Although not shown, power is supplied to the flex circuit 40.
Other configurations to communicate to are similarly feasible and planned. For example, in an alternative embodiment, a flexible, elongated power cable couples power supply 130 to connector 120. In this situation, the tray 15 protrudes from the interior of the housing 20, the power cable crawls with the tray, and the connector 120 remains connected to the power cable so that the connection with the flex circuit 40 is constantly maintained. . In addition, when the tray 15 is pushed back to its reference position inside the housing 20, the power cable is retracted so as not to obstruct the tray 15, and the connector 120 remains connected, constantly heating the medium 105.

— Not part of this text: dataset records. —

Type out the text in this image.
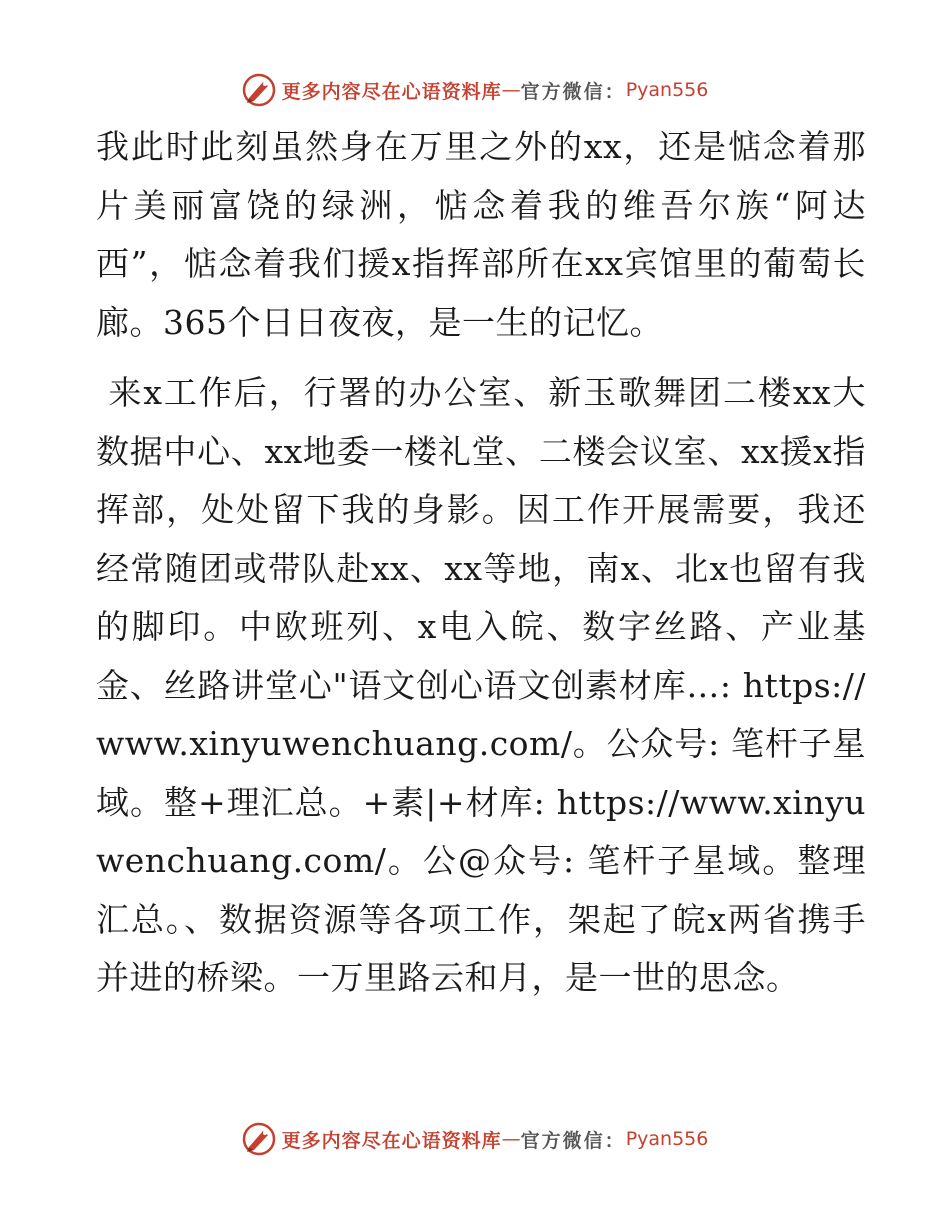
更多内容尽在心语资料库 — 官方微信： Pyan556

我此时此刻虽然身在万里之外的xx，还是惦念着那片美丽富饶的绿洲，惦念着我的维吾尔族“阿达西”，惦念着我们援x指挥部所在xx宾馆里的葡萄长廊。365个日日夜夜，是一生的记忆。

来x工作后，行署的办公室、新玉歌舞团二楼xx大数据中心、xx地委一楼礼堂、二楼会议室、xx援x指挥部，处处留下我的身影。因工作开展需要，我还经常随团或带队赴xx、xx等地，南x、北x也留有我的脚印。中欧班列、x电入皖、数字丝路、产业基金、丝路讲堂心"语文创心语文创素材库…: https://www.xinyuwenchuang.com/。公众号: 笔杆子星域。整+理汇总。+素|+材库: https://www.xinyuwenchuang.com/。公@众号: 笔杆子星域。整理汇总。、数据资源等各项工作，架起了皖x两省携手并进的桥梁。一万里路云和月，是一世的思念。

更多内容尽在心语资料库 — 官方微信： Pyan556
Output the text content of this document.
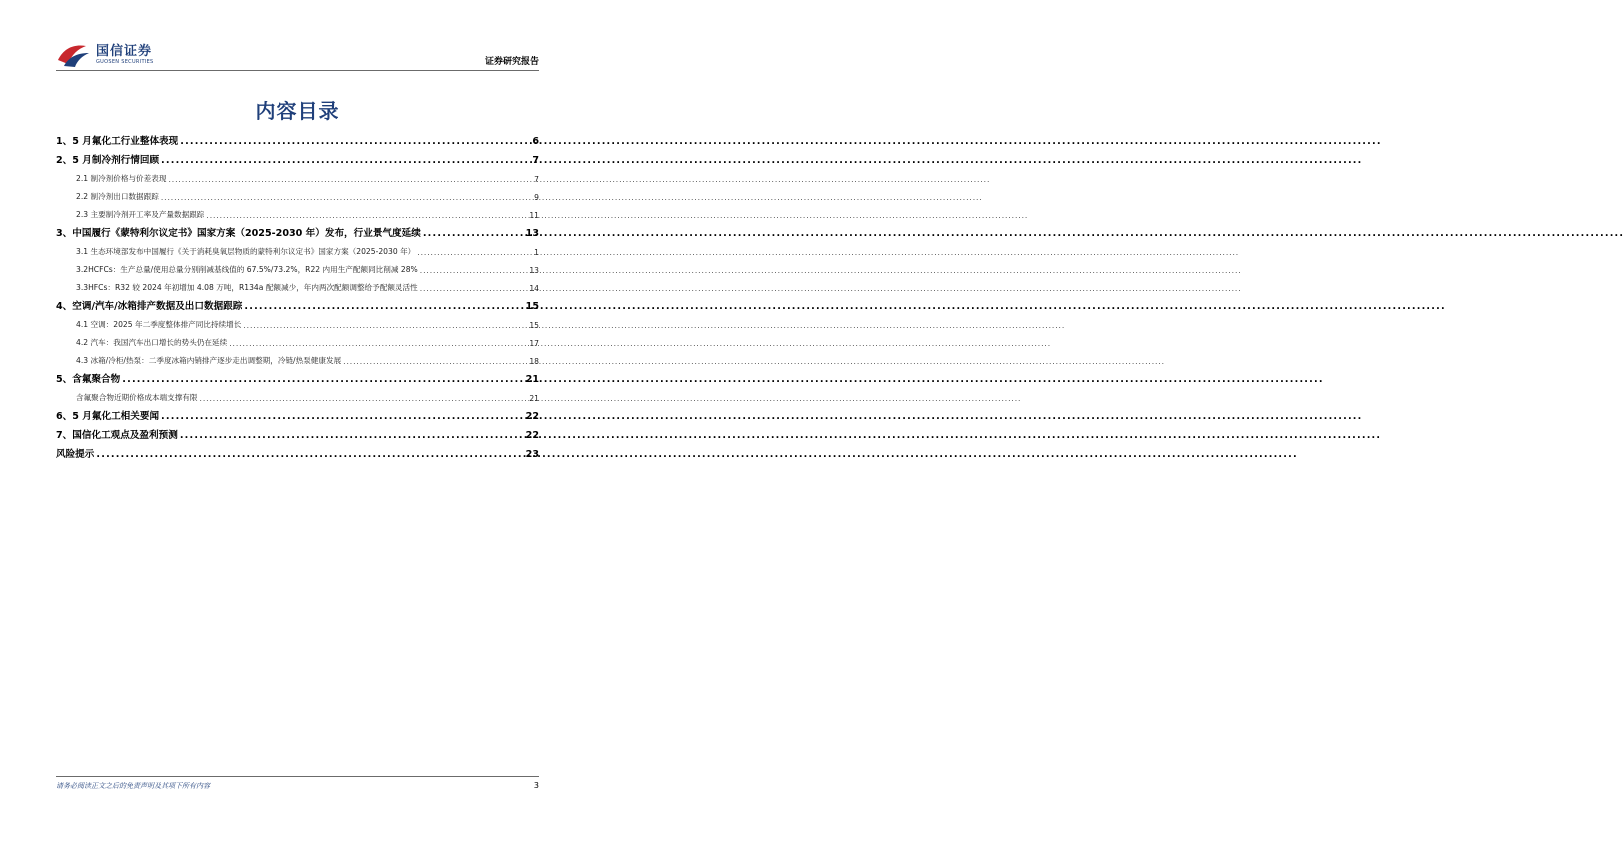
国信证券
GUOSEN SECURITIES	证券研究报告
内容目录
1、5 月氟化工行业整体表现 .....	6
2、5 月制冷剂行情回顾 .....	7
2.1 制冷剂价格与价差表现 .....	7
2.2 制冷剂出口数据跟踪 .....	9
2.3 主要制冷剂开工率及产量数据跟踪 .....	11
3、中国履行《蒙特利尔议定书》国家方案（2025-2030 年）发布，行业景气度延续 .....	13
3.1 生态环境部发布中国履行《关于消耗臭氧层物质的蒙特利尔议定书》国家方案（2025-2030 年） .....	1
3.2HCFCs：生产总量/使用总量分别削减基线值的 67.5%/73.2%，R22 内用生产配额同比削减 28% .....	13
3.3HFCs：R32 较 2024 年初增加 4.08 万吨，R134a 配额减少，年内两次配额调整给予配额灵活性 .....	14
4、空调/汽车/冰箱排产数据及出口数据跟踪 .....	15
4.1 空调：2025 年二季度整体排产同比持续增长 .....	15
4.2 汽车：我国汽车出口增长的势头仍在延续 .....	17
4.3 冰箱/冷柜/热泵：二季度冰箱内销排产逐步走出调整期，冷链/热泵健康发展 .....	18
5、含氟聚合物 .....	21
含氟聚合物近期价格成本端支撑有限 .....	21
6、5 月氟化工相关要闻 .....	22
7、国信化工观点及盈利预测 .....	22
风险提示 .....	23
请务必阅读正文之后的免责声明及其项下所有内容	3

Whatever power supply connection is selected, the flex circuit 40 of the preferred embodiment (as long as the printer itself is plugged into an external power supply as is common in the art)
"On" of the printer 10 controlled by the power switch 37
Alternatively, power is continuously received from the power supply 130 regardless of the “off” state. In this way, the media 105 is constantly at an elevated temperature even if the printer is not used for long periods of imaging operations, such as overnight. In this situation, a low power consumption of 10 to 20 watts by the flex circuit 40 is preferred.

If a continuous heating condition is not required, other power-enabled configurations are feasible and planned. For example, in an alternative embodiment, the supply of power to the flex circuit 40 is controlled in relation to the "on" or "off" state of the power switch 37. In yet another alternative embodiment, power to the flex circuit 40 is provided by the printer 10.
Is managed by the firmware stored in the memory. For example, upon detecting a power connection cycle to the printer 10, the firmware may allow a higher wattage (ie, about 20 watts) to be supplied to the flex circuit 40 for a predetermined period of time for the initial warming of the media 105, followed by the remaining time. Reduce the wattage (ie, about 10
Watts). Instead, numerous other forms of control made available by firmware or other software or hardware are equally feasible. For example, in still another embodiment, the power to the flex circuit 40 is managed at a constant temperature.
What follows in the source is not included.